Besides that, processed soy foods contain high levels of trypsin inhibitors which can disrupt the process of protein digestion. Moreover, soybeans don’t contain cysteine, methionine and tryptophan, which are among the most important amino acids commonly taken in through meat.

In moderate amounts and when consumption is not frequent, soy can be harmless, but if your nutrition is based on these products, you should reconsider your food choices. Modernly used and sold soy contains phytoestrogens, which have been shown to depress thyroid function and cause sterility in all animals tested through research.

Soy is certainly not healthy, and especially not healthier than meat. But if you’re a vegetarian, try to find other sources of amino acids and try to stay away from soy as much as possible.

5. Vegetarians live longer and are at a lower risk of developing deadly diseases.

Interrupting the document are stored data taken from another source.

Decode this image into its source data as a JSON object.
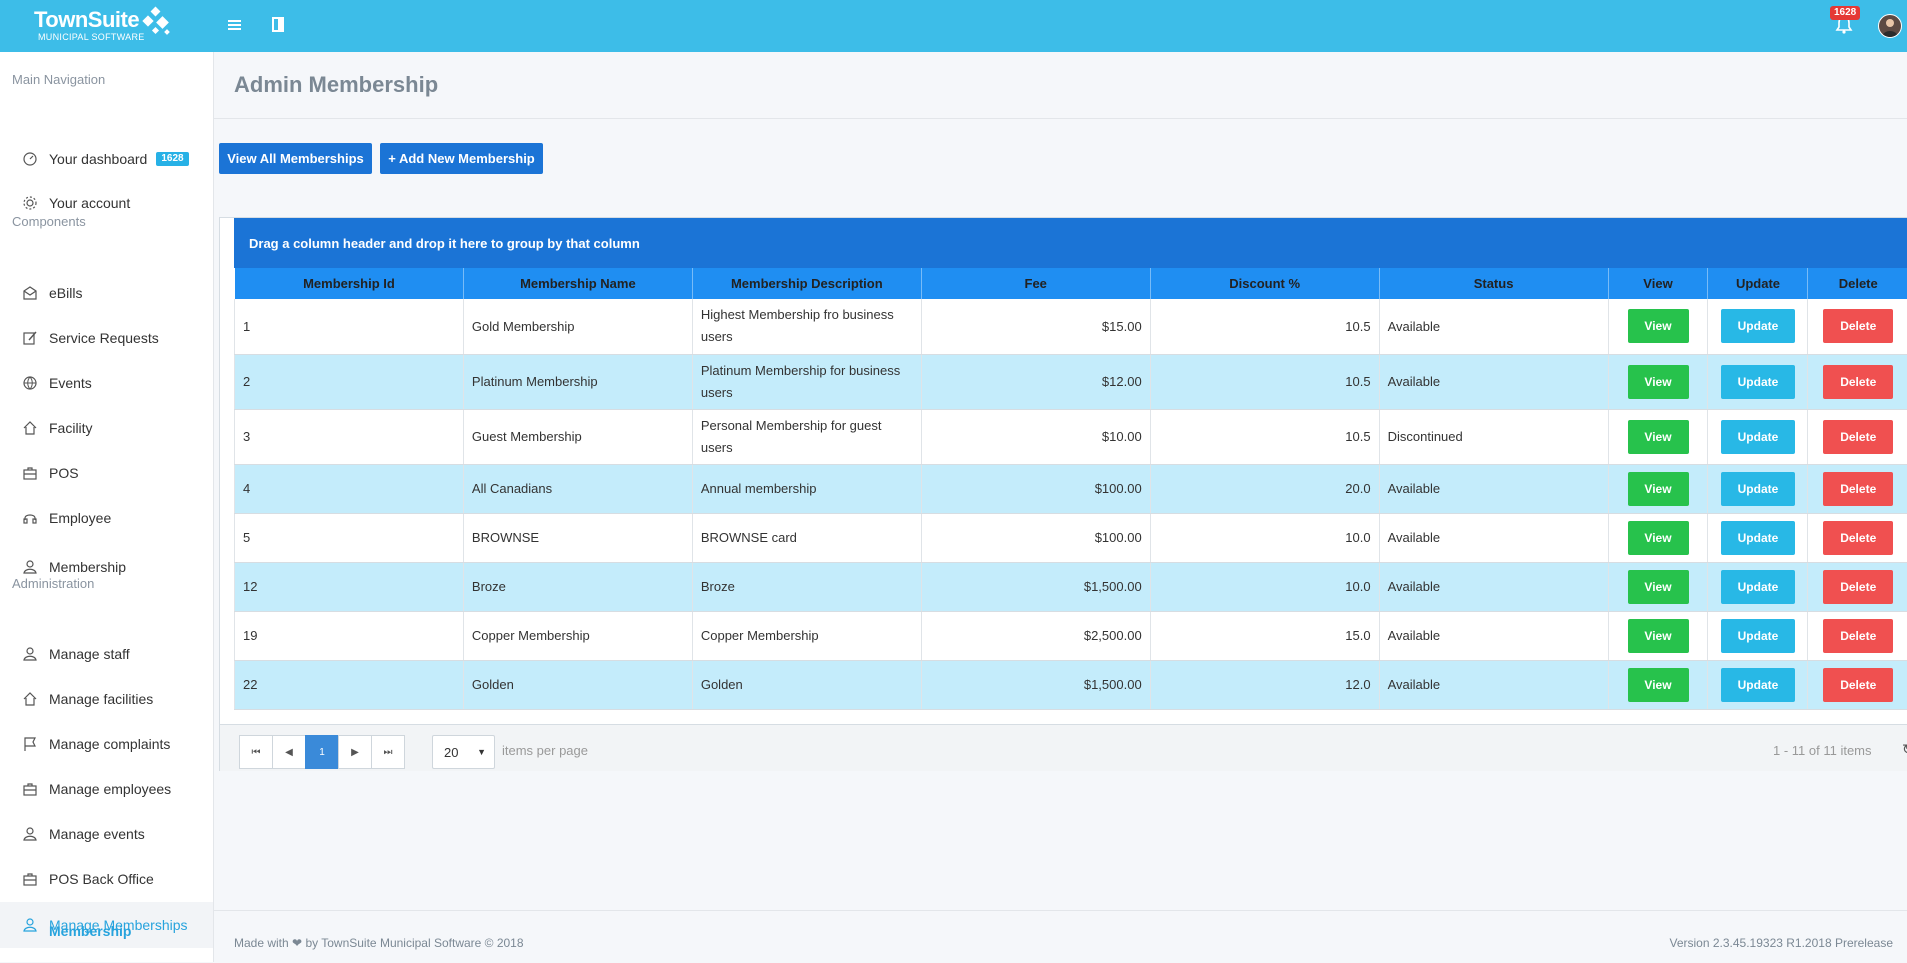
{
  "app": {
    "logo_name": "TownSuite",
    "logo_sub": "MUNICIPAL SOFTWARE",
    "notification_count": "1628"
  },
  "sidebar": {
    "sections": {
      "main": "Main Navigation",
      "components": "Components",
      "administration": "Administration"
    },
    "items": {
      "dashboard": "Your dashboard",
      "dashboard_badge": "1628",
      "account": "Your account",
      "ebills": "eBills",
      "service_requests": "Service Requests",
      "events": "Events",
      "facility": "Facility",
      "pos": "POS",
      "employee": "Employee",
      "membership": "Membership",
      "manage_staff": "Manage staff",
      "manage_facilities": "Manage facilities",
      "manage_complaints": "Manage complaints",
      "manage_employees": "Manage employees",
      "manage_events": "Manage events",
      "pos_back_office": "POS Back Office",
      "manage_memberships": "Manage Memberships",
      "sub_membership": "Membership"
    }
  },
  "page": {
    "title": "Admin Membership",
    "view_all_label": "View All Memberships",
    "add_new_label": "+ Add New Membership"
  },
  "grid": {
    "group_hint": "Drag a column header and drop it here to group by that column",
    "columns": [
      "Membership Id",
      "Membership Name",
      "Membership Description",
      "Fee",
      "Discount %",
      "Status",
      "View",
      "Update",
      "Delete"
    ],
    "rows": [
      {
        "id": "1",
        "name": "Gold Membership",
        "desc": "Highest Membership fro business users",
        "fee": "$15.00",
        "discount": "10.5",
        "status": "Available"
      },
      {
        "id": "2",
        "name": "Platinum Membership",
        "desc": "Platinum Membership for business users",
        "fee": "$12.00",
        "discount": "10.5",
        "status": "Available"
      },
      {
        "id": "3",
        "name": "Guest Membership",
        "desc": "Personal Membership for guest users",
        "fee": "$10.00",
        "discount": "10.5",
        "status": "Discontinued"
      },
      {
        "id": "4",
        "name": "All Canadians",
        "desc": "Annual membership",
        "fee": "$100.00",
        "discount": "20.0",
        "status": "Available"
      },
      {
        "id": "5",
        "name": "BROWNSE",
        "desc": "BROWNSE card",
        "fee": "$100.00",
        "discount": "10.0",
        "status": "Available"
      },
      {
        "id": "12",
        "name": "Broze",
        "desc": "Broze",
        "fee": "$1,500.00",
        "discount": "10.0",
        "status": "Available"
      },
      {
        "id": "19",
        "name": "Copper Membership",
        "desc": "Copper Membership",
        "fee": "$2,500.00",
        "discount": "15.0",
        "status": "Available"
      },
      {
        "id": "22",
        "name": "Golden",
        "desc": "Golden",
        "fee": "$1,500.00",
        "discount": "12.0",
        "status": "Available"
      }
    ],
    "view_label": "View",
    "update_label": "Update",
    "delete_label": "Delete"
  },
  "pager": {
    "current_page": "1",
    "page_size": "20",
    "per_page_label": "items per page",
    "info": "1 - 11 of 11 items"
  },
  "footer": {
    "made_with": "Made with",
    "made_by": "by TownSuite Municipal Software © 2018",
    "version": "Version 2.3.45.19323 R1.2018 Prerelease"
  },
  "colors": {
    "topbar": "#3dbde8",
    "primary_button": "#1b74d6",
    "header_row": "#1f8ef2",
    "alt_row": "#c4ecfb",
    "view": "#27c24c",
    "update": "#28b8e6",
    "delete": "#f05050",
    "active_nav": "#27a3dd"
  }
}
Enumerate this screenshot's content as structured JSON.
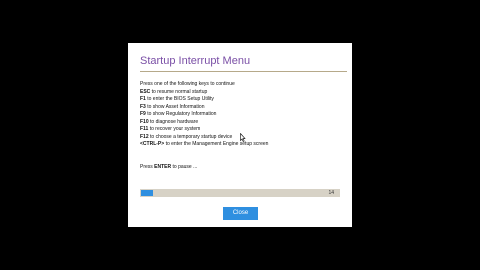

Several studies claim that vegetarians live longer and are at a lower risk of developing deadly diseases, but this is more because vegetarians usually make healthier decisions when it comes to food than those who eat everything. Vegetarians are also less likely to take up smoking and drinking alcohol, and they take in more vitamins from plants.

However, meat eaters could also increase their fruit and vegetable intake and consume more vitamins without extracting meat from their diet. A study conducted in 1996 in the U.K. found that there is no difference in mortality rates between health conscious vegetarians and health conscious meat eaters.

So, it actually comes down to avoiding harmful foods and increasing the intake of healthy foods, and not avoiding meat altogether.

6. Being a vegetarian isn’t cheap.

This is not true at all. Junk food and meat are probably the most expensive foods on the market, while you can buy fruits and vegetables at much lower prices.

Fresh produce can sometimes be expensive – like when it’s not in season – but in that case you can also buy the frozen variants and get most of the nutrients the fresh produce would have, but at a lower cost.

For instance, frozen berries have all the same nutrients as the fresh ones, but are usually much less expensive. All it takes is research and you don’t have to be moneyless if you’re vegetarian.